Das Trennende eint uns Deutsche. Wir tun es mit Hingabe und Akribie: Das Sortieren und Trennen des Mülls. Spätestens seit der Verpackungsordnung von 1991 ist der Abfall offiziell zum Wertstoff geworden.
Doch sind wir damit wirklich die Recyclingweltmeister geworden? Mitnichten! Unsere Disziplin beim Trennen des Mülls und die vergleichsweise gute Recyclingquote kann letztendlich nicht über eine entscheidende Tatsache hinwegtäuschen: Wer viel hat, wirft auch viel weg. Je reicher ein Land ist, desto mehr Müll produziert es auch. 78 Kilogramm Verpackungsabfall pro Kopf wurden 2020 bei den privaten EndverbraucherInnen und -verbrauchern in Deutschland eingesammelt. Das waren nach den Ergebnissen des Statistischen Bundesamtes pro Person durchschnittlich sechs Kilogramm mehr als im Jahr 2019. Im Jahr 2021 und auch im laufenden Jahr dürfte dieser Wert wegen der ständig wachsenden Online-Kaufquoten eher noch gestiegen sein – auch wenn hier Zahlen noch fehlen.
Es ändert auch der Besuch vieler Bürger auf Wertstoffhöfen und Recyclingbetrieben herzlich wenig am viel zu hohen Ressourcenverbrauch. Von A wie Aluminium über B wie Bauschutt bis Z wie Zinkblech kann dort viel Ballast abgeladen werden. Und aus Sicht des Konsumenten ist es vielleicht tröstlich, ja eine Art Bußgang oder Ablasshandel fürs gute Gewissen: Man entledigt sich auf dem Hof von Materiellem und entlastet damit gleichzeitig auf ökologisch korrekte Art und Weise die vom Klimawandel so arg strapazierte Seele. Ab damit in den richtigen Container oder in die passende Tonne. Das tut gut. Allerdings steckt auch eine gehörige Portion Selbstbetrug dahinter. Was passiert mit all dem Plastik, das in den gelben Tonnen landet? Und der immer höhere Input und die steigenden Nutzerzahlen zeigen ja auch: Es wird ständig noch mehr weggeschmissen und damit noch mehr konsumiert. Der meiste Müll in absoluten Pro-Kopf-Zahlen fällt übrigens im EU-weiten Ländervergleich in Dänemark (845 kg), Luxemburg (790 kg) und Malta (643 kg) an. Danach kommt schon Deutschland mit 505 Kilo pro Einwohner.

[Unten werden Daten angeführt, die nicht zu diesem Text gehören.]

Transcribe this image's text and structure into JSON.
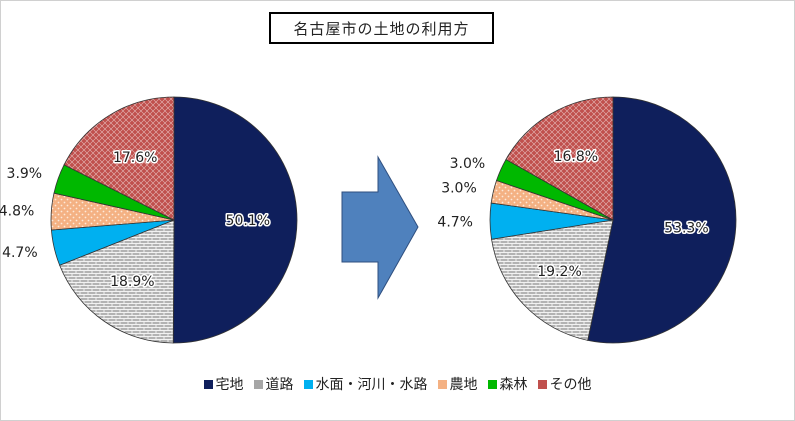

Wer sich’s also leisten kann, kauft weiterhin ungeniert Neues statt Altes zu reparieren. Der Müllberg wächst indes weiter in die Höhe und muss teilweise nach Fernost exportiert werden. Denn nicht alles, was recycelt werden könnte, wird auch recycelt. Zudem landet noch immer viel zu viel gesammeltes Plastik in Verbrennungsanlagen. Trotzdem, das sei hier deutlich gesagt, ist die Trennung wichtig: Schließlich gibt es auch gut funktionierende Recycling-Kreisläufe. Noch besser ist der Verzicht auf Plastik. So bietet der Biomarkt Organix in Feuerbach seit einiger Zeit auch Lebensmittel unverpackt an. Auch wenn dies nicht durchweg möglich ist, so werden doch einige Produkte in großen Spendern angeboten. Die Kunden können eigene Gefäße zum Beispiel für Nudeln, Hülsenfrüchte oder Reis mitbringen. Auch beim Wochenmarkt gibt’s Waren vom Erzeuger um die Ecke oft ohne Verpackung. Zum völligen Verzicht auf Verpackungsmüll reicht das natürlich nicht – aber es ist immerhin ein Anfang. Auf einem völlig anderen Terrain der Nachhaltigkeit bewegt sich auch Fairkauf in Feuerbach. Dort geht es um Möbel, Hausrat, Kleidung, aber auch Kinderspielzeug, Sportartikel, Bücher, Tonträger und Wohnzubehör. In dem Second-Hand-Kaufhaus der Caritas an der Steiermärker Straße 53 können gut gepflegte und noch voll funktionsfähige Dinge als Spende abgegeben werden: So mancher befreit sich halt gern von Wohlstandsballast, und der, der nichts hat, freut sich daran.